Si l'on suppose que Tout comprend de ce qui est, le néant (le «rien», le «qui n'est pas») n'existe pas. Et les étants ne sont en définitive que cette partie du Tout que nous isolons arbitrairement en les nommant. L'étant qui change peut changer de nom (la chrysalide devient papillon); il peut aussi n'en plus avoir, faute de mériter un nom. Mais ce qui disparaît lors du changement, c'est le lien adéquat entre le nom et la chose, et non la chose qui seperpétue au sein du Tout sous une nouvelle apparence. En effet, comment une chose «fût-ce la vie» pourrait-elle passer de l'existence au néant? Comment glisser dans la non-existence? Comment perdre ce qui n'appartient à aucune alternative?

C'est peut-être que l'on a tendance à doter la vie d'attributs extérieurs à son apparence. La vie m'apparaît, mais je ne sais ce qu'elle est. Suis-je en droit de voir en elle la manifestation d'un «souffle» extracorporel? Autrement dit, puis-je légitimement distinguer l'esprit du corps, l'âme de la chair, la pensée de la carcasse?
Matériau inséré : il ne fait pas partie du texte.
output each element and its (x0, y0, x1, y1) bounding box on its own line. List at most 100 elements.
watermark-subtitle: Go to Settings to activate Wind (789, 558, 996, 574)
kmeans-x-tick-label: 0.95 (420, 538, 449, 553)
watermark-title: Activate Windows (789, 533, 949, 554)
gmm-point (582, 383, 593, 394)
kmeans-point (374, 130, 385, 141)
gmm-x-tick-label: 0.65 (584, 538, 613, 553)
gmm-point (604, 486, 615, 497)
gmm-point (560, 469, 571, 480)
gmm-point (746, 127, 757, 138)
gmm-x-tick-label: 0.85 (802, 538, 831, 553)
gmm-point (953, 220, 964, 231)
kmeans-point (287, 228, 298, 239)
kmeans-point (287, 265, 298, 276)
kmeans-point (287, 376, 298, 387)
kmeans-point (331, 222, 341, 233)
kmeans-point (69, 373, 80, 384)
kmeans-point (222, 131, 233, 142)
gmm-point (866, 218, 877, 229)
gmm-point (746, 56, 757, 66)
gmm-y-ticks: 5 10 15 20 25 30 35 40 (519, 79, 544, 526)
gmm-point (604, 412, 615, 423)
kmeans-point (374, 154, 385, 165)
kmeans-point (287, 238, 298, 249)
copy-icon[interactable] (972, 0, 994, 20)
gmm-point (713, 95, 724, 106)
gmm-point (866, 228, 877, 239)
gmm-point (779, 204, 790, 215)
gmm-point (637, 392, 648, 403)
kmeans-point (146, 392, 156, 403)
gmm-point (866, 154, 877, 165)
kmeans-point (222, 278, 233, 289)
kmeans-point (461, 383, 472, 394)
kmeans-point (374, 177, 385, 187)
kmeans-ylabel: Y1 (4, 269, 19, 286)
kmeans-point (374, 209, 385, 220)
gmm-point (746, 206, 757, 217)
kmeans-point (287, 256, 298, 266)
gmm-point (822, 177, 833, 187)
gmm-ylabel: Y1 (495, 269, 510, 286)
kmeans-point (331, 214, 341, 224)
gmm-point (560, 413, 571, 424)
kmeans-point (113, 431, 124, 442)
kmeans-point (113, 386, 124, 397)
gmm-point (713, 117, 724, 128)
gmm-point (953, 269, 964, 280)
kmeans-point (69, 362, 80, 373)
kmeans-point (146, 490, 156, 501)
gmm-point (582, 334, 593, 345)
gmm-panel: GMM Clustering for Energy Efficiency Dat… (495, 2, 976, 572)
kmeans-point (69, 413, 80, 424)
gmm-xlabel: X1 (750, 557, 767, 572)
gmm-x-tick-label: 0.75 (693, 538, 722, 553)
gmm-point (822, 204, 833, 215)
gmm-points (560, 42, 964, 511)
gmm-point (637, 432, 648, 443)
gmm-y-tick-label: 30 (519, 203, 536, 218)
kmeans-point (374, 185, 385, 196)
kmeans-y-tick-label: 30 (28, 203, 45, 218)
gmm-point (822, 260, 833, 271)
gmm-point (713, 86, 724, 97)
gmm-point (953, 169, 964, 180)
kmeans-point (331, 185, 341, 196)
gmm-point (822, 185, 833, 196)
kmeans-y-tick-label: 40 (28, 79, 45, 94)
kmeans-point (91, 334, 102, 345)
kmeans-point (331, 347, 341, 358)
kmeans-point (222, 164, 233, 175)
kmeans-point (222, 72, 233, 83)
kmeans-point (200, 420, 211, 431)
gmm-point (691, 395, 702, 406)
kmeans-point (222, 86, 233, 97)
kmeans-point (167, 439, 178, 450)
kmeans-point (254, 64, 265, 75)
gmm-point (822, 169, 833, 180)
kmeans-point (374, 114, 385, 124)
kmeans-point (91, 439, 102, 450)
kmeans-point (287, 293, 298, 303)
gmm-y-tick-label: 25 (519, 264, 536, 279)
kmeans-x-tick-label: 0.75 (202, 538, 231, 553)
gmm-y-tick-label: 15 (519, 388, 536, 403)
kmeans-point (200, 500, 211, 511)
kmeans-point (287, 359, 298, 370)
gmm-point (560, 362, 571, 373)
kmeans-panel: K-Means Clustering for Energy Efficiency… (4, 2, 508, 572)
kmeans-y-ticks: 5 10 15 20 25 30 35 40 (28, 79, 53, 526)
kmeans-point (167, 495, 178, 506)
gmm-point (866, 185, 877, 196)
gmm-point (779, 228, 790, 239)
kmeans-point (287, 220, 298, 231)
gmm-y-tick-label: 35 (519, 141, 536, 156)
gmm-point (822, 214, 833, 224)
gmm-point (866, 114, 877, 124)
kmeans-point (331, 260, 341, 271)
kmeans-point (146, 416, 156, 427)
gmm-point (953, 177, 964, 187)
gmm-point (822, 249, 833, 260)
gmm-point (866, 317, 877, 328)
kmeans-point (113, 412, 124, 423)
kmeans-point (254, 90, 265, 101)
Ou bien la pensée ne serait-il que le produit d'une partie du corps au même titre que les larmes sont le produit des yeux?

La mort dont parlent les hommes coïncide avec une transformation du corps qui les incite à autrement le nommer. Les yeux ne produisent plus de larmes, les chairs s'altèrent rapidement, etc. Qu'en est-il de la pensée? Le corps cesse-t-il au même moment de produire la pensée?

Et si tout ce qui transforme le corps au fil de la vie était le même mouvement que celui qui l'a conduit à naître et qui, poursuivant sur sa lancée, le conduit à mourir? Et si le contenu même de la pensée n'était que l'accomplissement de ce qui l'a forgée et de ce qui, un jour, l'amène au silence? Alors il faudrait peut-être admettre que le vivre et le mourir sont même chose. Et que rien ne passe donc au néant, parce que rien (si ce n'est le Tout en tant que Tout) ne peut se perpétuer autrement qu'en se transformant, qu'en coulant vers autre chose.

Vous dites: «la mort peut fort bien être entendue comme simple déplacement de matière. Mais pour où?» Laissez-moi vous demander: ce «où » a-t-il un sens? Quelque part dans le Tout serait encore trop dire, sans doute, car ce n'est peut-être pas tant la chose qui se déplace dans le Tout que le Tout qui bouge.